Генриетта подняла на него удивленные глаза.

– Очаровательна?! – саркастически воскликнула она. – Да уж! Может ли быть очаровательной женщина, способная осудить человека, не обменявшись с ним и десятком слов, не зная ни его характера, ни достоинств, ни недостатков? – Брэндиш хмыкнул, а она продолжала: – Если таково ваше понятие о женском очаровании, то вы, наверное, считаете меня самой очаровательной из всех знакомых женщин и заодно даете повод сомневаться в ваших умственных способностях!

Он расхохотался и взмахнул вожжами, но еле-еле, так что лошадь даже не ускорила шаг.

Дождь стих, но небо по-прежнему застилали густые тучи, отчего на земле воцарились мрак, холод и безмолвие. Единственный фонарь двуколки освещал покрытую щебнем дорогу. Генриетта зябко обхватила плечи руками. Видны были только клубочки пара, вырывавшиеся из ее рта.

Оба они молчали, поддавшись очарованию тихого весеннего вечера. Генриетта взглянула на Брэндиша. Он хмуро смотрел на дорогу. О чем он думает? Трудно догадаться, ведь они едва знакомы. Может быть, он все еще сердит на нее за резкость и незаслуженную обиду? И зачем она только сказала, что он такой же, как Фредерик! Надо попросить прощения!

– Послушайте, Брэндиш, сегодня днем я не хотела вас обидеть! Все произошло так неожиданно, что я очень расстроилась и потеряла самообладание. Простите, если мои слова вас обидели, но, надеюсь, вы понимаете, что я была слишком молода, когда вышла за Фредерика, а умер он всего через два месяца после свадьбы. Его смерть роковым образом повлияла на мою судьбу, и в этих обстоятельствах ваше поведение показалось мне предосудительным. Это, конечно, не извиняет моей несдержанности и резкости, поэтому я прошу у вас прощения.

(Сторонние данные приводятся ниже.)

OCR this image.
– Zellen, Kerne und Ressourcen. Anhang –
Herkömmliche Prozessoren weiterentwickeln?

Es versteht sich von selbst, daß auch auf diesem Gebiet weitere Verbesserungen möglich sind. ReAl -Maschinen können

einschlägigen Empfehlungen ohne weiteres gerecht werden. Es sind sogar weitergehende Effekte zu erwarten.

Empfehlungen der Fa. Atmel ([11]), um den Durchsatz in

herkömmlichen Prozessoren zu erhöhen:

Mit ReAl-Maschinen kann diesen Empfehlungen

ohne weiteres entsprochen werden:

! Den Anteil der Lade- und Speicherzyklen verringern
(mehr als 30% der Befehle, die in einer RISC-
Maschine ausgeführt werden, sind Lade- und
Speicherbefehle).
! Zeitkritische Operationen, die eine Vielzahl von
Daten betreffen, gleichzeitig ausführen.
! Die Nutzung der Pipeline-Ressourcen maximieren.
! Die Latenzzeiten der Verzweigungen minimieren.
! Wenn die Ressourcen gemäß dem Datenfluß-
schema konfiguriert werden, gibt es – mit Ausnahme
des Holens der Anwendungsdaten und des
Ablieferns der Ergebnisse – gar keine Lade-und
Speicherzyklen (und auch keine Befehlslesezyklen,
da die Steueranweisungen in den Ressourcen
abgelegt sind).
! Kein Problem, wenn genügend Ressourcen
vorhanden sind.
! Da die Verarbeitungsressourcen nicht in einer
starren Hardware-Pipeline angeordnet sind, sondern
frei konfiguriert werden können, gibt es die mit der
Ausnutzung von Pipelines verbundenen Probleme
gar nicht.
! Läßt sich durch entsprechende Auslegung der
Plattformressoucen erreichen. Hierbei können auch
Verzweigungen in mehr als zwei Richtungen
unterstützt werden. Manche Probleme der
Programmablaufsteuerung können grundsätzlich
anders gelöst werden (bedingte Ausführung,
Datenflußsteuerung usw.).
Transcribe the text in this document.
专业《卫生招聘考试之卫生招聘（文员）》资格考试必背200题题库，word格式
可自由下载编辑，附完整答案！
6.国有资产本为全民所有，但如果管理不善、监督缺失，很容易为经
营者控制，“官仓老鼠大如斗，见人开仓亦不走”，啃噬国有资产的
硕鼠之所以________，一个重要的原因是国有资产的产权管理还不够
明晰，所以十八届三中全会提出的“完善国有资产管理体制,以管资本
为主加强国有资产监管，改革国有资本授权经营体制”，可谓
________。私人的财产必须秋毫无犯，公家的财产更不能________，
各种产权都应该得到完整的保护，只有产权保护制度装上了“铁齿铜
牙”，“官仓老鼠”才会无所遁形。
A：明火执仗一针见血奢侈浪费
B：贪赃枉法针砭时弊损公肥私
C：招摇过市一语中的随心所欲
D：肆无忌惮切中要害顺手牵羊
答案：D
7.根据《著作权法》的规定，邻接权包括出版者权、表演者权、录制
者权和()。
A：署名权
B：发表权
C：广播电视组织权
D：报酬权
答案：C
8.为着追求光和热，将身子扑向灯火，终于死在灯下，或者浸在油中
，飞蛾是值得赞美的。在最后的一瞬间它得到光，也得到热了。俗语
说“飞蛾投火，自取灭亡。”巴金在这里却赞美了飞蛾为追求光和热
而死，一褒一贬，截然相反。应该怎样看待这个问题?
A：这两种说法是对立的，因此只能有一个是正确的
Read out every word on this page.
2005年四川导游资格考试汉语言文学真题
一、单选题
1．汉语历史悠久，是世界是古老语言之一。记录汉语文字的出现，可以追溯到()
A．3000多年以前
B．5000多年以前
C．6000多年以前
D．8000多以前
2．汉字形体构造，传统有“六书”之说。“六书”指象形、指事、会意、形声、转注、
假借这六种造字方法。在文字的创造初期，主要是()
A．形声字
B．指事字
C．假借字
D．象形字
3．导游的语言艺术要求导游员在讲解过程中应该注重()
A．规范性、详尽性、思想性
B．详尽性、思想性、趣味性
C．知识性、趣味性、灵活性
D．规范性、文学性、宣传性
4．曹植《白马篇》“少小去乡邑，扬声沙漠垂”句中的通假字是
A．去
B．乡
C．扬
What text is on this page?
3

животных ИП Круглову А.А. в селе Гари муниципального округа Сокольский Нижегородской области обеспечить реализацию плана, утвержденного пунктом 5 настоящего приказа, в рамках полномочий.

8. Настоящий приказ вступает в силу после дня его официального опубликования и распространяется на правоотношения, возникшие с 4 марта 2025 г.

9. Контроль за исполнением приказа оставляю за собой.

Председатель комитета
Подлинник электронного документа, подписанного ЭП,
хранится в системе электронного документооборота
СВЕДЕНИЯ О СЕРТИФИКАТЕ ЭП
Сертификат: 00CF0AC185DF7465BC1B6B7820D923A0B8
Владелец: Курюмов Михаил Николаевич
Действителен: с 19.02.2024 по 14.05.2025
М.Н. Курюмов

Брэндиш не сразу нашелся, что ответить.

– Я сам виноват, – помолчав, сказал он негромко. – Я так ужасно себя вел, что вам нет нужды просить прощения. Извиниться следует мне. Знайте, Генриетта, что я очень сожалею обо всем, что в запальчивости наговорил о вашем муже. Не понимаю, какая муха меня укусила. Мне ли клеймить его пороки? Я и сам далеко не святой! Господи, вспоминая сегодня тот наш разговор, я почувствовал себя последним лицемером, более того, я ужаснулся, поняв, что начал вести себя, как тетя Маргарет, чьим ханжеством всегда возмущался! Признаюсь, – продолжал он, – что, собираясь в Раскидистые Дубы, я надеялся и на встречу с вами – хотел извиниться, прежде чем покину эти места. Сегодня днем в Бродхорн-холле я имел случай убедиться, как несправедлива моя тетка к вам и вашей матери. Вы совершенно не виноваты в самоубийстве Фредерика и к его привычкам, которые, собственно, и стали причиной его печального конца, не имеете никакого отношения. Я считаю величайшей несправедливостью, что в нашем обществе вы, ваша семья и подобные вам женщины до конца своих дней обречены нести бремя чужой вины. Поэтому я хочу извиниться перед вами не только за себя, но и за свою тетку.